Diabetes mellitus is a growing public health problem that needs to be tackled at multiple levels such as prevention and health maintenance and aggressive management of associated comorbidities [16,17,28]. The kallikrein-kinin system (KKS), is known to attenuate, e.g., cardiac inflammation, fibrosis, apoptosis, and hypertrophy when the system is artificially intensified [29]. The biological effects of kinins in man are mediated by two G protein coupled receptors, B1and B2. Among these two receptors, B2 receptor in constitutively expressed on the surface of many cell types under physiological conditions [30]. Evidence shows that the B2R is beneficial in myocardial diseases, protecting from inflammation, fibrosis and apoptosis, while B1R shows a proinflammatory character contributing to the disease progression by increasing the production of cytokines and stimulating the migration of immune cells [31]. HOE140, a specific kinin B2 receptor antagonist, blocks the vasodilatation and increased vascular permeability associated with exogenous bradykinin administration both in experimental models and in vivo in man [32].

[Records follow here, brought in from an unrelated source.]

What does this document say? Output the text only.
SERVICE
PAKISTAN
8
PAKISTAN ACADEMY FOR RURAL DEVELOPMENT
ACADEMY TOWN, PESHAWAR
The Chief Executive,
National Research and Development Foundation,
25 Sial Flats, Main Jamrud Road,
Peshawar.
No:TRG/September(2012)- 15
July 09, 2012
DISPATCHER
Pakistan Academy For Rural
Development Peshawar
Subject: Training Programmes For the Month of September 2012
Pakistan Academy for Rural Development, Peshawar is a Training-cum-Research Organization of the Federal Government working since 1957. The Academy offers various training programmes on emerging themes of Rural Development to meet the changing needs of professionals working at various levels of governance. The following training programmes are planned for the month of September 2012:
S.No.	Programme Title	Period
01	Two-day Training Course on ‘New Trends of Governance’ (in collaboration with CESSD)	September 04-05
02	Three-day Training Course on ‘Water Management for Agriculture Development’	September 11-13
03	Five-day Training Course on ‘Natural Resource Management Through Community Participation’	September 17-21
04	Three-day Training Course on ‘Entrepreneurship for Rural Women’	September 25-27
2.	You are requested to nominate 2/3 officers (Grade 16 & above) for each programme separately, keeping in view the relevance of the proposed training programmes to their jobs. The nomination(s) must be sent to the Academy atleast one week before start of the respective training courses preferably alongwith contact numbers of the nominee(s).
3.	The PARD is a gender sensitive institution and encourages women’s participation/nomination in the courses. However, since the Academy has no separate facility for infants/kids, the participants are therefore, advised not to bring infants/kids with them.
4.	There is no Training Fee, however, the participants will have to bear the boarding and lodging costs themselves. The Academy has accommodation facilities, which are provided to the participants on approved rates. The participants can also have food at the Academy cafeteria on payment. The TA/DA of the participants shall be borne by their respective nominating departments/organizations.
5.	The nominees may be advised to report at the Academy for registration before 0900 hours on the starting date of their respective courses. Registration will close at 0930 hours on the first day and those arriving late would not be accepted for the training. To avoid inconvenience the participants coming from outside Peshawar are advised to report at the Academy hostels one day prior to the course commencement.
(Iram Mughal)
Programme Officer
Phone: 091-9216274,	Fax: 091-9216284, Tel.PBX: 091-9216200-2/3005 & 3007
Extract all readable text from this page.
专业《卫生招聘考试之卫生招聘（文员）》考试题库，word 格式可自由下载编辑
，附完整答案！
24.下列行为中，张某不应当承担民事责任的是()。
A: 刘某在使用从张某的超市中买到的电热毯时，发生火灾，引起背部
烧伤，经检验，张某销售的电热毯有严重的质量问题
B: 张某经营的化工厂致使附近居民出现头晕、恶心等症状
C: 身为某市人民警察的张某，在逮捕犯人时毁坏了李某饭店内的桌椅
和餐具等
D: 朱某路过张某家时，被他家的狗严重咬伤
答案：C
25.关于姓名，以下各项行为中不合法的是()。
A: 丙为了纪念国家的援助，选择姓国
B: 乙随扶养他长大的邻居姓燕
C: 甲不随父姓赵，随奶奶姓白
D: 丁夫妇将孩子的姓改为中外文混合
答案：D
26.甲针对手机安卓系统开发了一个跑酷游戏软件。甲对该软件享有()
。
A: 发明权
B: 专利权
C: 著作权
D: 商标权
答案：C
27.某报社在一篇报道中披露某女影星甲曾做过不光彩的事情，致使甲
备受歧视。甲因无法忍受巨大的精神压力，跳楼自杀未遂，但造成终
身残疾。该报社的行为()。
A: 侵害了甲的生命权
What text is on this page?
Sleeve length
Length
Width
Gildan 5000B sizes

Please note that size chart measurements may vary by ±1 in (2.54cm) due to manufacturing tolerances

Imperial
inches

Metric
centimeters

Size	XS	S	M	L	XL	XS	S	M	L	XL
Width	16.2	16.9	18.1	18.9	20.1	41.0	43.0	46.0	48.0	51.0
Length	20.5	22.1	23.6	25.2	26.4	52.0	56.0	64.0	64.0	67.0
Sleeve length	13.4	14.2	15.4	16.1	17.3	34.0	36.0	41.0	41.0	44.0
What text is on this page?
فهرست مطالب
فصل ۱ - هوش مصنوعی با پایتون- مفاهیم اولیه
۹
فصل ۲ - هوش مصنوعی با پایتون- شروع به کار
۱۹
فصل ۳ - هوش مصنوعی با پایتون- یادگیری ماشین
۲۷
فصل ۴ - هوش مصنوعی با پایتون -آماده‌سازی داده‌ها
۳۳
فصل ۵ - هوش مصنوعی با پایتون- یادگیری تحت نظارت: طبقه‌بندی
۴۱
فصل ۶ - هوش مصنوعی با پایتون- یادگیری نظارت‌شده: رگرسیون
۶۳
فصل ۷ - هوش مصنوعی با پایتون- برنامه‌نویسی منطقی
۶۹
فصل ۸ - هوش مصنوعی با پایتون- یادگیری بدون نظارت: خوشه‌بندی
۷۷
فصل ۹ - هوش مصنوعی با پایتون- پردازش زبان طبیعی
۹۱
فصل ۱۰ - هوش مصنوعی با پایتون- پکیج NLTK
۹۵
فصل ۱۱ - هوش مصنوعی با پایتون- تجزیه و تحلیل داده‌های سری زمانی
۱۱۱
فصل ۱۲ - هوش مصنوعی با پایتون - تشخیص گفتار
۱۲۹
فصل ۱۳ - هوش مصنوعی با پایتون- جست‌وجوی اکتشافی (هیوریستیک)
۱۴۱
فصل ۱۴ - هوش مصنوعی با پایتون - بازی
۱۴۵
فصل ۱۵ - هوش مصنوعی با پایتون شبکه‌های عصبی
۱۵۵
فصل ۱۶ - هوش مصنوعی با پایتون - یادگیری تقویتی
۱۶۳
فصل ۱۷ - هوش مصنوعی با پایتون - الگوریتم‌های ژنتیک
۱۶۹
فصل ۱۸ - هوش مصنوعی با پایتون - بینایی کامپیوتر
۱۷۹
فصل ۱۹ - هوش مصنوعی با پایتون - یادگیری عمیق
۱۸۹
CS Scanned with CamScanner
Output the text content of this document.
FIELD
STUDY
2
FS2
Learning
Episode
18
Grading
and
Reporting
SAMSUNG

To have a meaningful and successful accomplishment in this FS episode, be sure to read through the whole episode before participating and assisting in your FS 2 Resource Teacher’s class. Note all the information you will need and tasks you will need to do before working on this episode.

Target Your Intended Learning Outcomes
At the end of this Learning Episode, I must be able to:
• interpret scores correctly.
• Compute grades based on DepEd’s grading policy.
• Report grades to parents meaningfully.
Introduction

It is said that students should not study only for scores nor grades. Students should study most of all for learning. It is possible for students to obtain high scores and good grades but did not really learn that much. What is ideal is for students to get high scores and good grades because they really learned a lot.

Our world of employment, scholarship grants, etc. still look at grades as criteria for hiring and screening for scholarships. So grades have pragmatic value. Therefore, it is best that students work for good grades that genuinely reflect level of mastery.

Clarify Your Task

In the present study, HOE140 abolished the beneficial effects of TSN: a decrease in LVEF and ± dp/dt, an inhibition of cardiomyocyte apoptosis, a destruction of cardiomyocyte mitochondria cristae, a reduction of Akt and GSK-3β phosphorylation, an enhancement of NF-κB phosphorylation and an increase of TNF-α, IL-6 and MPO production. Therefore, the kinin B2 receptor could constitute potential therapeutic targets in the treatment of diabetic cardiomyopathy. This information provides important insights regarding the role and mechanism of TSN in protection against diabetic cardiomyopathy.

Limitation

The present study only focused on the kinin B2 receptor-Akt-GSK-3β signaling pathway. Some other pathways may also participated in the pathogenesis of diabetic cardiomyopathy such as MAPK related pathway, etc [33]. Further studies should focus on different pathways to elucidate more treatment targets of diabetic cardiomyopathy. Right ventricular function is an important factor in evaluating the prognosis of cardiomyopathy [34]. Thus, right ventricular function should be assessed in the following studies to systematically evaluate the heart function of diabetic cardiomyopathy. Moreover, the key factors inactivated Akt/GSK-3beta/NF-κB involving increased IL-6, TNF-αand MPO still need to be clarified in the future studies.

Conclusions

Our findings underscore the cardioprotective effects of TSN. TSN improves cardiac performance by inhibiting apoptosis, alleviating mitochondria ultrastructure changes and reducing inflammatory cytokine production in experimental diabetic cardiomyopathy. TSN induced cardio-protective effects are mediated, at least in part, through the kinin B2 receptor-Akt-GSK-3β signalling pathway.

Abbreviations Used

AI: apoptotic index; Akt: protein kinase B; B1R: kinin B1 receptor; B2R: kinin B2 receptor; Danshen: salvia miltiorrhiza; DM: diabetes mellitus; ± dp/dt: maximum speed of contraction/relaxation; GSK-3β: glycogen synthase kinase 3β; IL-6: interleukin 6; I/R: ischemia reperfusion; KKS: kallikrein-kinin system; LDQ: lipophilic diterpenoid quinines; LVEDD: left ventricular end-diastolic diameter; LVEDP: left ventricular end-diastolic pressure; LVEDV: left ventricular end-diastolic volume; LVEF: left ventricular ejection fraction; LVESD: left ventricular end-systolic diameter; LVESV: left ventricular end-systolic volume; LVP: left ventricular pressure; LVSP: left ventricular systolic pressure; MPO: myeloperoxidase; NF-κB: nuclear factor kappa-light-chain-enhancer of activated B cells; PI3K: phosphatidylinositol 3-kinase; SD: sprague-dawley; STZ: streptozocin; TNF-α: tumor necrosis factor-α; TSN: tanshinone IIA; TUNEL: terminal deoxyribonucleotidyl transferase-mediated dUTP-biotin nick end labeling; WSC: water-soluble compounds.

Competing interests

The authors declare that they have no competing interests.

Authors' contributions

DDS participated in the design of the study, statistical analysis, drafted the manuscript and performed electron microscopy study. MS, JYL carried out the apoptosis and cardiac function studies. YMZ performed western blot analysis. JL, ZZ, LZ, YY performed the animal handling, drug administration and ELISA Detection. HCW, FC participated in its design and coordination and helped to draft the manuscript. All authors read and approved the final manuscript.